GenPRM-1.5B: A Generative Process Reward Model
GenPRM-1.5B is a 1.5 billion parameter generative process reward model built upon the DeepSeek-R1-Distill series. It is specifically engineered to perform explicit Chain-of-Thought (CoT) reasoning and code verification, enhancing the reliability of process judgments.
Key Capabilities and Innovations
- Explicit CoT Reasoning & Code Verification: GenPRM performs detailed reasoning and verifies code before providing process judgments, ensuring higher accuracy.
- Relative Progress Estimation (RPE): The model leverages RPE to improve Monte Carlo estimation and hard label assignments.
- Test-Time Scaling: GenPRM supports parallel test-time scaling through majority voting, allowing it to function effectively as a verifier or critic for policy models.
- State-of-the-Art Performance: The GenPRM family, including this 1.5B variant, has demonstrated strong performance across multiple benchmarks.
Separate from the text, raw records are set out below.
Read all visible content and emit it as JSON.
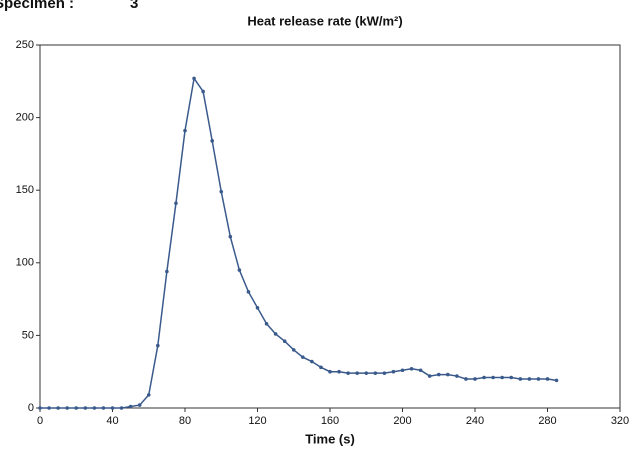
{
  "specimen_label": "Specimen :",
  "specimen_value": "3",
  "chart_data": {
    "type": "line",
    "title": "Heat release rate (kW/m²)",
    "x_label": "Time (s)",
    "x": [
      0,
      5,
      10,
      15,
      20,
      25,
      30,
      35,
      40,
      45,
      50,
      55,
      60,
      65,
      70,
      75,
      80,
      85,
      90,
      95,
      100,
      105,
      110,
      115,
      120,
      125,
      130,
      135,
      140,
      145,
      150,
      155,
      160,
      165,
      170,
      175,
      180,
      185,
      190,
      195,
      200,
      205,
      210,
      215,
      220,
      225,
      230,
      235,
      240,
      245,
      250,
      255,
      260,
      265,
      270,
      275,
      280,
      285
    ],
    "series": [
      {
        "color": "#3a5a8c",
        "values": [
          0,
          0,
          0,
          0,
          0,
          0,
          0,
          0,
          0,
          0,
          1,
          2,
          9,
          43,
          94,
          141,
          191,
          227,
          218,
          184,
          149,
          118,
          95,
          80,
          69,
          58,
          51,
          46,
          40,
          35,
          32,
          28,
          25,
          25,
          24,
          24,
          24,
          24,
          24,
          25,
          26,
          27,
          26,
          22,
          23,
          23,
          22,
          20,
          20,
          21,
          21,
          21,
          21,
          20,
          20,
          20,
          20,
          19
        ]
      }
    ],
    "xlim": [
      0,
      320
    ],
    "xticks": [
      0,
      40,
      80,
      120,
      160,
      200,
      240,
      280,
      320
    ],
    "ylim": [
      0,
      250
    ],
    "yticks": [
      0,
      50,
      100,
      150,
      200,
      250
    ]
  }
}
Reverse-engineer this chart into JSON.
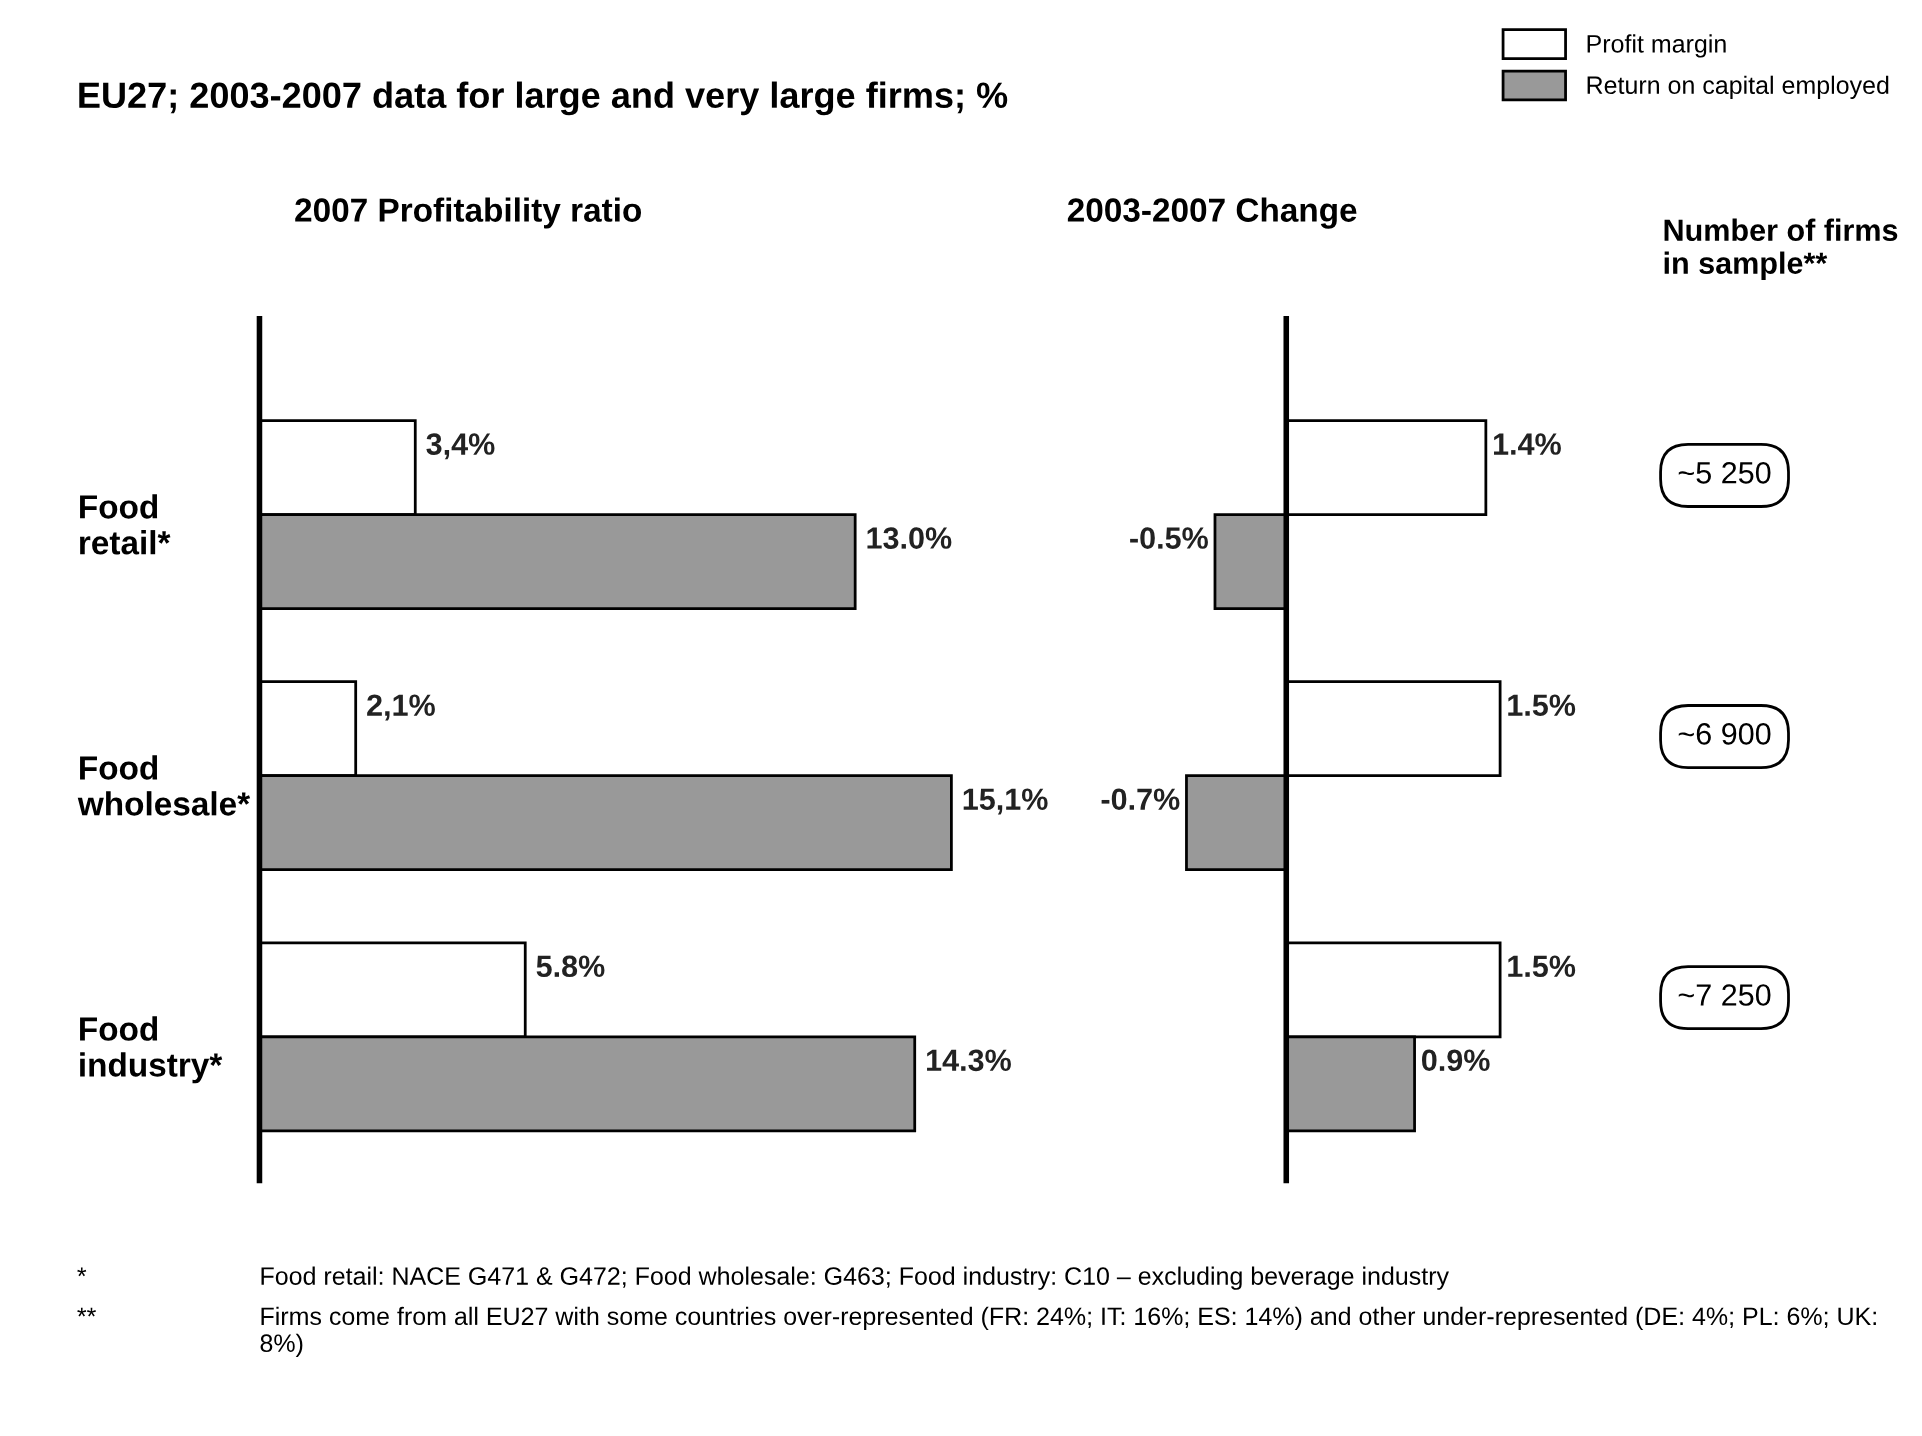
{
  "chart_data": [
    {
      "type": "bar",
      "orientation": "horizontal",
      "title": "EU27; 2003-2007 data for large and very large firms; %",
      "subtitle": "2007 Profitability ratio",
      "categories": [
        "Food\nretail*",
        "Food\nwholesale*",
        "Food\nindustry*"
      ],
      "series": [
        {
          "name": "Profit margin",
          "color": "#ffffff",
          "values": [
            3.4,
            2.1,
            5.8
          ],
          "value_labels": [
            "3,4%",
            "2,1%",
            "5.8%"
          ]
        },
        {
          "name": "Return on capital employed",
          "color": "#999999",
          "values": [
            13.0,
            15.1,
            14.3
          ],
          "value_labels": [
            "13.0%",
            "15,1%",
            "14.3%"
          ]
        }
      ],
      "legend": "top right",
      "tick_labels": "y",
      "annotations": [
        "*",
        "Food retail: NACE G471 & G472; Food wholesale: G463; Food industry: C10 – excluding beverage industry",
        "**",
        "Firms come from all EU27 with some countries over-represented (FR: 24%; IT: 16%; ES: 14%) and other under-represented (DE: 4%; PL: 6%; UK: 8%)"
      ]
    },
    {
      "type": "bar",
      "orientation": "horizontal",
      "subtitle": "2003-2007 Change",
      "categories": [
        null,
        null,
        null
      ],
      "series": [
        {
          "color": "#ffffff",
          "values": [
            1.4,
            1.5,
            1.5
          ],
          "value_labels": [
            "1.4%",
            "1.5%",
            "1.5%"
          ]
        },
        {
          "color": "#999999",
          "values": [
            -0.5,
            -0.7,
            0.9
          ],
          "value_labels": [
            "-0.5%",
            "-0.7%",
            "0.9%"
          ]
        }
      ],
      "tick_labels": false,
      "annotations": [
        "Number of firms\nin sample**",
        "~5 250",
        "~6 900",
        "~7 250"
      ]
    }
  ]
}
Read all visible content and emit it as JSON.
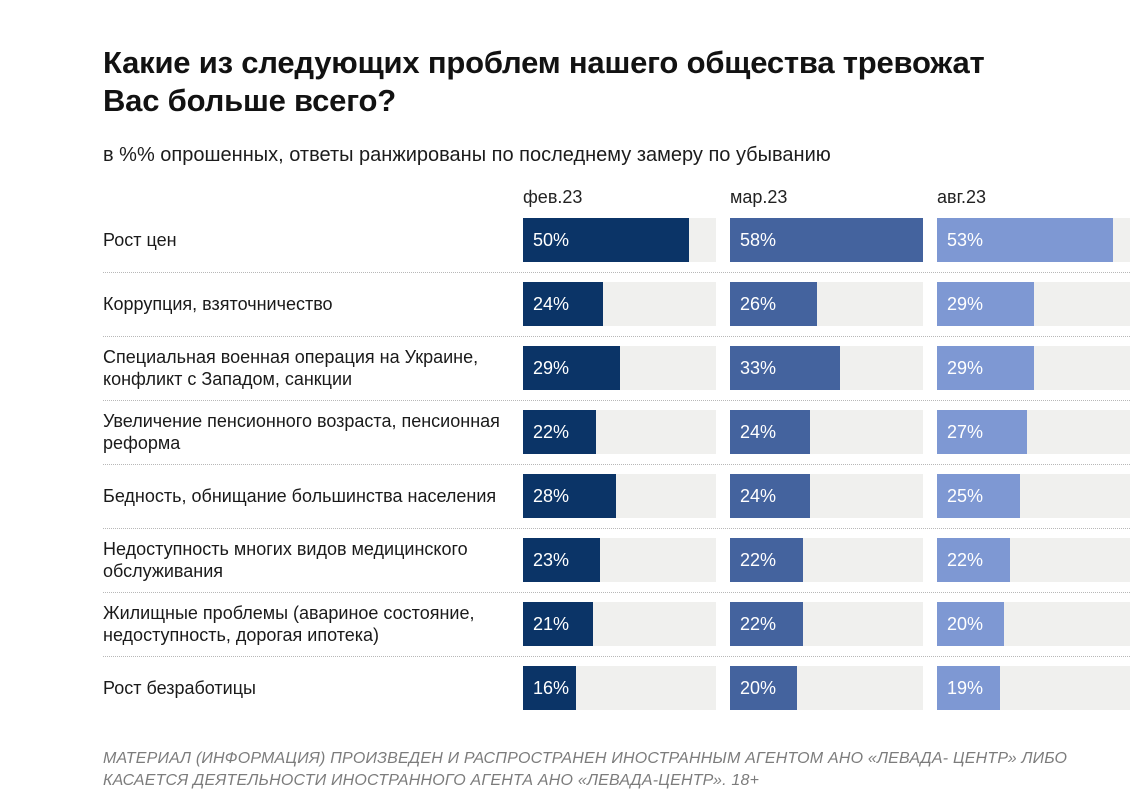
{
  "page": {
    "title_lines": [
      "Какие из следующих проблем нашего общества тревожат",
      "Вас больше всего?"
    ],
    "subtitle": "в %% опрошенных, ответы ранжированы по последнему замеру по убыванию",
    "footer_lines": [
      "МАТЕРИАЛ (ИНФОРМАЦИЯ) ПРОИЗВЕДЕН И РАСПРОСТРАНЕН ИНОСТРАННЫМ АГЕНТОМ АНО «ЛЕВАДА-",
      "ЦЕНТР» ЛИБО КАСАЕТСЯ ДЕЯТЕЛЬНОСТИ ИНОСТРАННОГО АГЕНТА АНО «ЛЕВАДА-ЦЕНТР». 18+"
    ]
  },
  "chart_data": {
    "type": "bar",
    "orientation": "horizontal",
    "title": "Какие из следующих проблем нашего общества тревожат Вас больше всего?",
    "subtitle": "в %% опрошенных, ответы ранжированы по последнему замеру по убыванию",
    "unit": "%",
    "value_suffix": "%",
    "scale_max": 58,
    "legend_position": "top",
    "grid": "dotted-row-separators",
    "track_color": "#f0f0ee",
    "value_label_color": "#ffffff",
    "categories": [
      "Рост цен",
      "Коррупция, взяточничество",
      "Специальная военная операция на Украине, конфликт с Западом, санкции",
      "Увеличение пенсионного возраста, пенсионная реформа",
      "Бедность, обнищание большинства населения",
      "Недоступность многих видов медицинского обслуживания",
      "Жилищные проблемы (авариное состояние, недоступность, дорогая ипотека)",
      "Рост безработицы"
    ],
    "series": [
      {
        "name": "фев.23",
        "color": "#0b3467",
        "values": [
          50,
          24,
          29,
          22,
          28,
          23,
          21,
          16
        ]
      },
      {
        "name": "мар.23",
        "color": "#44639e",
        "values": [
          58,
          26,
          33,
          24,
          24,
          22,
          22,
          20
        ]
      },
      {
        "name": "авг.23",
        "color": "#7e98d3",
        "values": [
          53,
          29,
          29,
          27,
          25,
          22,
          20,
          19
        ]
      }
    ]
  }
}
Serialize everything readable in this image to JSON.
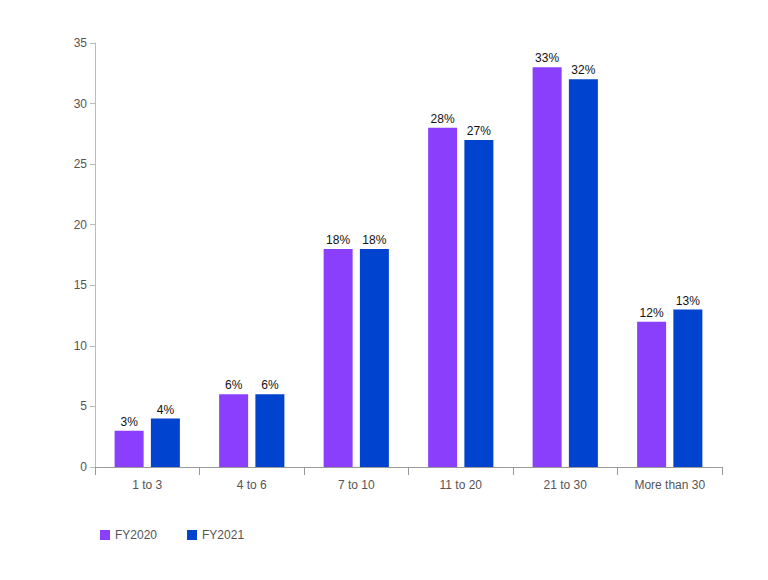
{
  "chart_data": {
    "type": "bar",
    "categories": [
      "1 to 3",
      "4 to 6",
      "7 to 10",
      "11 to 20",
      "21 to 30",
      "More than 30"
    ],
    "series": [
      {
        "name": "FY2020",
        "color": "#8a3ffc",
        "values": [
          3,
          6,
          18,
          28,
          33,
          12
        ],
        "value_labels": [
          "3%",
          "6%",
          "18%",
          "28%",
          "33%",
          "12%"
        ]
      },
      {
        "name": "FY2021",
        "color": "#0043ce",
        "values": [
          4,
          6,
          18,
          27,
          32,
          13
        ],
        "value_labels": [
          "4%",
          "6%",
          "18%",
          "27%",
          "32%",
          "13%"
        ]
      }
    ],
    "ylim": [
      0,
      35
    ],
    "yticks": [
      0,
      5,
      10,
      15,
      20,
      25,
      30,
      35
    ],
    "grid": false,
    "legend": "lower left",
    "data_labels": true
  }
}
As a verifier, it can surpass larger classification-based PRMs like Qwen2.5-Math-PRM-72B via test-time scaling. As a critic, it shows superior critique capabilities, achieving substantial performance gains after refinement iterations.
Use Cases and Strengths
GenPRM-1.5B is particularly well-suited for applications requiring robust mathematical reasoning, code verification, and detailed critique. Its ability to act as a verifier or critic makes it valuable for improving the performance of other language models, especially in complex problem-solving domains. The model's training data includes 23K SFT data from GenPRM-MATH-Data, focusing on mathematical tasks. Further technical details are available in the associated paper.